We provide consumer and enterprise solutions to urban automobile-related logistical challenges. The DropCar business is a provider of automotive vehicle support, fleet logistics and concierge services for both consumers and businesses in automotive-related industries. In 2015, we launched our cloud-based Enterprise Vehicle Assistance and Logistics (“VAL”) platform and mobile application (“App”) to assist customer consumers and companies in reducing the costs, hassles and inefficiencies of owning or servicing vehicles in urban centers.
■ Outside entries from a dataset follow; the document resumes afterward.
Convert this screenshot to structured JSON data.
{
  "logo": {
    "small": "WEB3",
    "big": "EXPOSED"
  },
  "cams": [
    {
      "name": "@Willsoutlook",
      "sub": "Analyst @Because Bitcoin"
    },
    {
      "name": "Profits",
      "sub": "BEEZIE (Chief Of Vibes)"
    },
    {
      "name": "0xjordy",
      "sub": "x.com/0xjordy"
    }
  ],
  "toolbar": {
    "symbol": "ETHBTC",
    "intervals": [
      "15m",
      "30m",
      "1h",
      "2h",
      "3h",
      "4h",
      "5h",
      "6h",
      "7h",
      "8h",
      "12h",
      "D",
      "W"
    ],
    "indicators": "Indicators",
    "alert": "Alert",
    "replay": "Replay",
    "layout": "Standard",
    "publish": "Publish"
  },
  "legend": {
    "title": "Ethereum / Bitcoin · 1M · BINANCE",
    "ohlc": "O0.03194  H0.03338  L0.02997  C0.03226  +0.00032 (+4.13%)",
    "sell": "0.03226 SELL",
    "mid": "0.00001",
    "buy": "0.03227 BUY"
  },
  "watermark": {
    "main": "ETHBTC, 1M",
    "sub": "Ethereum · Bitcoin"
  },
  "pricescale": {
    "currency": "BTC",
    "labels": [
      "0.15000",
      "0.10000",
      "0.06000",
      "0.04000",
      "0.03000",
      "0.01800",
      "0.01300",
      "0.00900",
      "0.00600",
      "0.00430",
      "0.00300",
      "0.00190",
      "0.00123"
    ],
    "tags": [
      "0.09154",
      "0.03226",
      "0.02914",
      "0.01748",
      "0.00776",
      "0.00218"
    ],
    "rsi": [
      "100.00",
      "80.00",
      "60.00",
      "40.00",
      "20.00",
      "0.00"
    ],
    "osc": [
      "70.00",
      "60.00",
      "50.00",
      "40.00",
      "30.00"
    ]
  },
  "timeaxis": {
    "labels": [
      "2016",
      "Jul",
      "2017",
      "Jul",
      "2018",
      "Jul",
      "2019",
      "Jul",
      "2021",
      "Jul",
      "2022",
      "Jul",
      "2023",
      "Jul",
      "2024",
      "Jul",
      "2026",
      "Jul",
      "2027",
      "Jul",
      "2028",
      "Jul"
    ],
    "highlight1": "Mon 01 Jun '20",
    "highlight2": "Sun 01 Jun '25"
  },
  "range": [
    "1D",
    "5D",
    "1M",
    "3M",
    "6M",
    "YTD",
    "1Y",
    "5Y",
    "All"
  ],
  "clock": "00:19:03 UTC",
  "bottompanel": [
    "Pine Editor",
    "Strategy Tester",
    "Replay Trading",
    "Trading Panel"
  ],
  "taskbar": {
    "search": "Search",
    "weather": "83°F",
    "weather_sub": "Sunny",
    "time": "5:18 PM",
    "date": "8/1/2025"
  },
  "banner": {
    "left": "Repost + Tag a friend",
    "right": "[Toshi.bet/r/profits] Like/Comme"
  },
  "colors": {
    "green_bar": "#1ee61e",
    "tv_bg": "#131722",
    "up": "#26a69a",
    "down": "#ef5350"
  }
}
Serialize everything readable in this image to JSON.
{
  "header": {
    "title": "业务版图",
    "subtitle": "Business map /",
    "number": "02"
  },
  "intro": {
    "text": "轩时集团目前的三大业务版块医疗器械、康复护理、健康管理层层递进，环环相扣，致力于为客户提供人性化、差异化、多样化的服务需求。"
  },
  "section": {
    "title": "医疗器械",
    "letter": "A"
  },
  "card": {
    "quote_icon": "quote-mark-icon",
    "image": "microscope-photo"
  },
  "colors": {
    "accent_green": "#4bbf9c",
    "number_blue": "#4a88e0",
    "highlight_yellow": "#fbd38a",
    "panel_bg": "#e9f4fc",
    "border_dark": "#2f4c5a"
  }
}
Our VAL platform is a web-based interface facilitating our core service by coordinating the movements and schedules of our trained valets who pick up and drop off cars at dealerships, customer and other locations. The App tracks progress and provides real-time email and/or text notifications on status to customers, increasing the quality of communication and customer satisfaction. To date, we operate our business-to-consumer (“B2C”) services within the greater New York City metropolitan area and operate our business-to-business (“B2B”) services across the greater New York City metropolitan area, New Jersey, Washington D.C., Baltimore, Los Angeles and San Francisco. Expanding city populations have created a growing dependence on cars for urban mobility; however, the supply of vehicle services (i.e., garages, service centers, etc.) has continued to decrease as rising costs and other factors have made access to such services increasingly limited. To solve for these systemic urban mobility challenges, our technology captures and analyzes real-time data to dynamically optimize a rapidly growing network of professional valets across a suite of vehicle transport and high-touch support services.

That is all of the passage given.